Higgs opens her text with a question about her title: Which Girl’s Still Got It? Is she referring to Ruth or her then-snarky mother-in-law, Naomi? Truth to tell, both women still have it. Given that Naomi was the follower of God who left her homeland when famine struck hard and Ruth was her now-deceased son’s wife from Moab, each has good reason to feel depressed. And yet, as Higgs will reveal, their inner qualities shine best when they’re faced with audacious faith-testing circumstances.
Readers will glean (no pun intended) several lessons from Higgs’ text as they devour her skillful and colorfully depicted storyline of Ruth’s sojourn back to Naomi’s hometown where they meet up with their kinsman redeemer, Boaz, and all of their futures are altered for the good. First, this biblical account features two strong female leads not commonly found in scripture. Second, Naomi and Ruth are complex and distinctive (no stereotypes here). This story is told from a female viewpoint, where readers watch both women cooperate rather than compete with one another. This dynamic duo makes things happen instead of passively waiting in the wings for things to happen to them. The women are strong, while most of the men are just plain weak.

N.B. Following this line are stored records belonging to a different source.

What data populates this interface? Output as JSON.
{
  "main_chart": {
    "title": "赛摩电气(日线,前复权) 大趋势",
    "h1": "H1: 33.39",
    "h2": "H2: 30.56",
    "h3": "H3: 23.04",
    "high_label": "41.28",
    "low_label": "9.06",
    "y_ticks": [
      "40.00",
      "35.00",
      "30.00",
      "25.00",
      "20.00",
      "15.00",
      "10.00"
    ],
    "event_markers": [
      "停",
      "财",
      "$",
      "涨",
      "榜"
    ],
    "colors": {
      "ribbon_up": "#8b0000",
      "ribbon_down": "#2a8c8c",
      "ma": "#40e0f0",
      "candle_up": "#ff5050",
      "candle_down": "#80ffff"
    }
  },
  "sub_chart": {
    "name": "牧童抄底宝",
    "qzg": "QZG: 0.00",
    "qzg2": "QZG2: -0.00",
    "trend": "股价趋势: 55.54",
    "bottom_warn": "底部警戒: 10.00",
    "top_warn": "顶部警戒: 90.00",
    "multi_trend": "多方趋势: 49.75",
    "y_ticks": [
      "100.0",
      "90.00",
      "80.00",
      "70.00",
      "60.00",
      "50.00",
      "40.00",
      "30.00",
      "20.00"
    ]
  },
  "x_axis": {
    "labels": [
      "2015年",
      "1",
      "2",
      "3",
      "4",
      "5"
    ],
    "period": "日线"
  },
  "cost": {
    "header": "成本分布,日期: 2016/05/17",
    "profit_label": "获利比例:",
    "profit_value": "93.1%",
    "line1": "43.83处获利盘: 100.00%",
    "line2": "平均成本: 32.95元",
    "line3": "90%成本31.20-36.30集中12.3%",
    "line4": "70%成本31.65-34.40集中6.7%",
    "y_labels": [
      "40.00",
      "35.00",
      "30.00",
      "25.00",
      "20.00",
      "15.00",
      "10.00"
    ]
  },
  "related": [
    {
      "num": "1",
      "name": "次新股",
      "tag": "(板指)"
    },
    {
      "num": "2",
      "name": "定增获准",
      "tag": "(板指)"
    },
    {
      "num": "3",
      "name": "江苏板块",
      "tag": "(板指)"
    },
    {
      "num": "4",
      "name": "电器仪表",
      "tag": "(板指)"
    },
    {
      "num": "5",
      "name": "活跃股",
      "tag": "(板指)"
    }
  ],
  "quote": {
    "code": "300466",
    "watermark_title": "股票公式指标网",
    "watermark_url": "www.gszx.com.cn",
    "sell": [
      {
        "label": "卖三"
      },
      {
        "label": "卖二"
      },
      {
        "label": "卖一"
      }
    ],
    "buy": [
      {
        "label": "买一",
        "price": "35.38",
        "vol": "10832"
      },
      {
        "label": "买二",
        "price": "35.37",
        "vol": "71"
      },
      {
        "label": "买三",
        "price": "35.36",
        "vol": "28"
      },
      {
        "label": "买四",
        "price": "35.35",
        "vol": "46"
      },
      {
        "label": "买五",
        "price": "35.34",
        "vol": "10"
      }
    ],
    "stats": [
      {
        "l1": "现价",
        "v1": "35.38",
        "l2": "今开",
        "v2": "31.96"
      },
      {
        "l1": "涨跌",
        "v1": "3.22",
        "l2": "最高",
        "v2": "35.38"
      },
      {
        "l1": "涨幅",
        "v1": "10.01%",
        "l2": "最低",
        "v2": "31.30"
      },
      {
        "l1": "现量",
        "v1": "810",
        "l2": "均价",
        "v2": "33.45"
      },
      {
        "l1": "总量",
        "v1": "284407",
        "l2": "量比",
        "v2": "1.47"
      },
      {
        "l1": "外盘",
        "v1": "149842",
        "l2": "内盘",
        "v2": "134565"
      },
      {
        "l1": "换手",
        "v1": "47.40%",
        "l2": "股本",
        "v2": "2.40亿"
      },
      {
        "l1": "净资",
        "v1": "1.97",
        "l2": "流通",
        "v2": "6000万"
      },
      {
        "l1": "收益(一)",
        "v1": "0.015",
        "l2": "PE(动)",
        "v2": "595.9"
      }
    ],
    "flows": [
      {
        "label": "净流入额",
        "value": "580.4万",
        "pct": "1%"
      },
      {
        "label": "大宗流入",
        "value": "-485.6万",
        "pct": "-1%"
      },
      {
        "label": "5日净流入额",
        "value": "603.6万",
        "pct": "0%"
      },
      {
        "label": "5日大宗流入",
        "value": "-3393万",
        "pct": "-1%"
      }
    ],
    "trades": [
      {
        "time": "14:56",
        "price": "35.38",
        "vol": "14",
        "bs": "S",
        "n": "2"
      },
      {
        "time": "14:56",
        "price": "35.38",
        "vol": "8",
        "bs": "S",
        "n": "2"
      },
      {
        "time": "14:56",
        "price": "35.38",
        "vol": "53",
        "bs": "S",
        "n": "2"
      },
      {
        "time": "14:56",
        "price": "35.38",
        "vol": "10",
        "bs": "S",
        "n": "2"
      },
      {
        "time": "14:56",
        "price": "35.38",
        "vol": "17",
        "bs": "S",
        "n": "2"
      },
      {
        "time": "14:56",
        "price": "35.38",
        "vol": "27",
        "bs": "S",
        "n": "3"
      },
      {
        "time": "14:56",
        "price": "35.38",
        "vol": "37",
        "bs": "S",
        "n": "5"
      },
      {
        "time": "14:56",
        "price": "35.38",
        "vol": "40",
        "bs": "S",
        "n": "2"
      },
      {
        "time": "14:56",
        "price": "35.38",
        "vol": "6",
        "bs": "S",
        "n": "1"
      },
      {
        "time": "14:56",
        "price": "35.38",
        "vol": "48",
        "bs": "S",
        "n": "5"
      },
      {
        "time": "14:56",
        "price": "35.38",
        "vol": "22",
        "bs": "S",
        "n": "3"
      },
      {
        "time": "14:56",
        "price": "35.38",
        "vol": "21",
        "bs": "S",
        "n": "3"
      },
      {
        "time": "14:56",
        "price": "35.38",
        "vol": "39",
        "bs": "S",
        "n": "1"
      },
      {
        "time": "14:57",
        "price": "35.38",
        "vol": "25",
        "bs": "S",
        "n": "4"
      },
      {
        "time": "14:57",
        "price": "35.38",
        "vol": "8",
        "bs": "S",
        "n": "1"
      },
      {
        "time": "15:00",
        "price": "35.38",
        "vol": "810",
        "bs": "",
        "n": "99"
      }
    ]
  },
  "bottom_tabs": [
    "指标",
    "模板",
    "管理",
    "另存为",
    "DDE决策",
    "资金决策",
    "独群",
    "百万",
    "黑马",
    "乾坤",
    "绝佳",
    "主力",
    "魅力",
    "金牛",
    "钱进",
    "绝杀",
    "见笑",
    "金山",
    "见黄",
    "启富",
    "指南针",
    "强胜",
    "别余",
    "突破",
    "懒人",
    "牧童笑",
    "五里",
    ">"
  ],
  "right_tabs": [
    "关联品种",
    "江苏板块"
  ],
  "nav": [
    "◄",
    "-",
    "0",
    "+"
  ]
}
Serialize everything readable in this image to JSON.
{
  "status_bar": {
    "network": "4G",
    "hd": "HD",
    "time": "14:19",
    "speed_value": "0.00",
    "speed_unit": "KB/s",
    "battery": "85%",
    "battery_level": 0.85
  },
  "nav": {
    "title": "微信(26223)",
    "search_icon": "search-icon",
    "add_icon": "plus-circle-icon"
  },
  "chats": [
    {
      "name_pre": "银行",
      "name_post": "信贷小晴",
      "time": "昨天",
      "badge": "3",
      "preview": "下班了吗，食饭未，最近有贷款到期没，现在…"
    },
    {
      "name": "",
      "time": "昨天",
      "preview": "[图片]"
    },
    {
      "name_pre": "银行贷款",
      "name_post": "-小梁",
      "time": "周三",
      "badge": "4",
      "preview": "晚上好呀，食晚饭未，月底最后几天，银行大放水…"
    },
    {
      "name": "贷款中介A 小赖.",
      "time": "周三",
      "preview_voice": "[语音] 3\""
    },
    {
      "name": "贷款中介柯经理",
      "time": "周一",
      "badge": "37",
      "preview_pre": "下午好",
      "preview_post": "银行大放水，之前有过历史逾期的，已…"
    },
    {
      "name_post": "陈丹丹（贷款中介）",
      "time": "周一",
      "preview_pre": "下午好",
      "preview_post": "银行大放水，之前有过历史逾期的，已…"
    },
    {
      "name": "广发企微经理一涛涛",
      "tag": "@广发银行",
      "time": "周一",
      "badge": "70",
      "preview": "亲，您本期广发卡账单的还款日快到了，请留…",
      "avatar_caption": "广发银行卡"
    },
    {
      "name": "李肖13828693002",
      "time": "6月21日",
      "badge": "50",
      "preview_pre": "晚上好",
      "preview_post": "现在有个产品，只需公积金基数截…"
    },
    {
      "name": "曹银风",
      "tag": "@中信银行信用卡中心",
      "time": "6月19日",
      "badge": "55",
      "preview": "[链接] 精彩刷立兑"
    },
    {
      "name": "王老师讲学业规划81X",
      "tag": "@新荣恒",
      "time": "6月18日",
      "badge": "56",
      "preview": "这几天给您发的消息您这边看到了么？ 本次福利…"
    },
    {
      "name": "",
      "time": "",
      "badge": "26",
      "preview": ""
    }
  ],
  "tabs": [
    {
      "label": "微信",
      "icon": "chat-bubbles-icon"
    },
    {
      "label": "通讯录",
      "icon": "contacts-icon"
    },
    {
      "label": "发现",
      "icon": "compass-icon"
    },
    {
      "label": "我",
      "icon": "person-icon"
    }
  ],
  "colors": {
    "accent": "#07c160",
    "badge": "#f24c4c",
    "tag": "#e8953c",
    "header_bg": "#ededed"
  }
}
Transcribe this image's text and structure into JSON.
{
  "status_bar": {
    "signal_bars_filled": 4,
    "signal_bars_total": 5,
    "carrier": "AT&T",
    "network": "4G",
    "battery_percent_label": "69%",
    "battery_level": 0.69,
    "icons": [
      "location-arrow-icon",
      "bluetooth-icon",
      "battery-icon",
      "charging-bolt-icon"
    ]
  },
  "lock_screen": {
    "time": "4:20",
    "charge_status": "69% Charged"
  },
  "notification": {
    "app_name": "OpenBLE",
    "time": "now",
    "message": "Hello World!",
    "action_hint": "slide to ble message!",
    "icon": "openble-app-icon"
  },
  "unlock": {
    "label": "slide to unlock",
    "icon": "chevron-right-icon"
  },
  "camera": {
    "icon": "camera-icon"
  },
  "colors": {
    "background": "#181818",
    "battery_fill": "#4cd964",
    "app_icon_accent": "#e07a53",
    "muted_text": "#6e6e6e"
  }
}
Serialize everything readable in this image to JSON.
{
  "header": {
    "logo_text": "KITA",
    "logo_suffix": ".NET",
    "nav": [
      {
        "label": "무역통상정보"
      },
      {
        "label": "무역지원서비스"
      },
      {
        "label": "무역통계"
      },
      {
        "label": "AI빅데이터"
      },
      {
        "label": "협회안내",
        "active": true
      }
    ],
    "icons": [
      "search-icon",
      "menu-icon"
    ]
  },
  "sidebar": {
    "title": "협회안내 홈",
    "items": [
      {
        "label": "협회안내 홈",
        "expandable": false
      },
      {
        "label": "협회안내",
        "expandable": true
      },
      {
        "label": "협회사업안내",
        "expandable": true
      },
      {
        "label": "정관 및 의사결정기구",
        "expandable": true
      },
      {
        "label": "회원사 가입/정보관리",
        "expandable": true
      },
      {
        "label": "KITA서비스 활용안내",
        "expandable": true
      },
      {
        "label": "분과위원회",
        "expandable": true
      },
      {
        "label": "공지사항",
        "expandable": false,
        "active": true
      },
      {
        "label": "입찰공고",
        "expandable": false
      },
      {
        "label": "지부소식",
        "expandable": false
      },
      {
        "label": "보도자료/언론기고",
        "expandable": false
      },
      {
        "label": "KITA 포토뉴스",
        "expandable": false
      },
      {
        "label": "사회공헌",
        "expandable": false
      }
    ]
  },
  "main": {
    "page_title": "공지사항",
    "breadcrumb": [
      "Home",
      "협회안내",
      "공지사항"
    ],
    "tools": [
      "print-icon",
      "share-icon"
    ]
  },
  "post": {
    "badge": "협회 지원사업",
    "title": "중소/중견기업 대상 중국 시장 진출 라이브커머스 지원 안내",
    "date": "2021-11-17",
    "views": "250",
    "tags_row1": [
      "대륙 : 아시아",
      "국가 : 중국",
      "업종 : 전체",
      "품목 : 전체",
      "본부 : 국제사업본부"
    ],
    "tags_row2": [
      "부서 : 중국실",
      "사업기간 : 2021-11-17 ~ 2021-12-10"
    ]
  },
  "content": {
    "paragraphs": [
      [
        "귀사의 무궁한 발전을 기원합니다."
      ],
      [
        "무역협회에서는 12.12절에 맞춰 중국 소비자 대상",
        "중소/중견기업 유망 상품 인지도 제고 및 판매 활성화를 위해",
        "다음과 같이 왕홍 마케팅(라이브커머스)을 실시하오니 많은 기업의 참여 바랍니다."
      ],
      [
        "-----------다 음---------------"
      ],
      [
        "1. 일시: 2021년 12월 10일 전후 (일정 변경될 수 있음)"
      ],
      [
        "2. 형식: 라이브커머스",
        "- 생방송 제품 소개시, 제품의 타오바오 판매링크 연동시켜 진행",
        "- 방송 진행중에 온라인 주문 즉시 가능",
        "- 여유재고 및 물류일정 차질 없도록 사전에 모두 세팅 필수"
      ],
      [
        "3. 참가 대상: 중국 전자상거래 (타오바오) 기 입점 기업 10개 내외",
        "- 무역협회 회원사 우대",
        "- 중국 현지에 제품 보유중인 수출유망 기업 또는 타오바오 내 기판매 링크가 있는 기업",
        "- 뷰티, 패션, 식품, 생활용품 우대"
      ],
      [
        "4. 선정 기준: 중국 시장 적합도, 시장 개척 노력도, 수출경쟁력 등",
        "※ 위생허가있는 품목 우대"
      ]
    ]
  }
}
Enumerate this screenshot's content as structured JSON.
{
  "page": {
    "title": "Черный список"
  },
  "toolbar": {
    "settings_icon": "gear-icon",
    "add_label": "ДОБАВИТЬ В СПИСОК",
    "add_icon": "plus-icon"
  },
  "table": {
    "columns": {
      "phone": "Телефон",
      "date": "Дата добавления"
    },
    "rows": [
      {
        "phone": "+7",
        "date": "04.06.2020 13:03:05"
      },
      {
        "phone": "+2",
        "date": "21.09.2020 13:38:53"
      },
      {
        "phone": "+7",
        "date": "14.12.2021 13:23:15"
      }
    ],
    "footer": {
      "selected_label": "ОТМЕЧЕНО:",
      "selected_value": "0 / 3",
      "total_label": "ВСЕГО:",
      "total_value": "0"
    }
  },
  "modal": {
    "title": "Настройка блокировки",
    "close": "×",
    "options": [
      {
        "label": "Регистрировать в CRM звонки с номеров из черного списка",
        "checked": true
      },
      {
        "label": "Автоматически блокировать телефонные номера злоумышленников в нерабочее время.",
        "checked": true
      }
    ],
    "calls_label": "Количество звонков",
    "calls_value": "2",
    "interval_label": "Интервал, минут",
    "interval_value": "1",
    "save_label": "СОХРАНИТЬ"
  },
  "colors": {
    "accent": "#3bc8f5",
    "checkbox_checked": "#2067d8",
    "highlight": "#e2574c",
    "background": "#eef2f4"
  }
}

Finally, each woman is continually discussed, acknowledged and praised by name throughout, which alone is a real digression from most of scripture’s handling of female characters.
Higgs tells the entire story of the Book of Ruth interspersing key quotations from other biblical historians while also interjecting her own brand of humor, which makes the reading exciting, lively and vibrant. Her ability to take sometimes dry (or often misunderstood) scenes and open wide what the real significance was in biblical times makes all the difference toward understanding what was really going down. She also supplies an in-depth study guide with telling questions for personal study or group question/answer sessions. Neatly done, women will value the keen insights Higgs offers here and will never view the book of Ruth in the same way again. Higgs truly brings to life the real story of Naomi and Ruth, and the lives they touched so many years ago.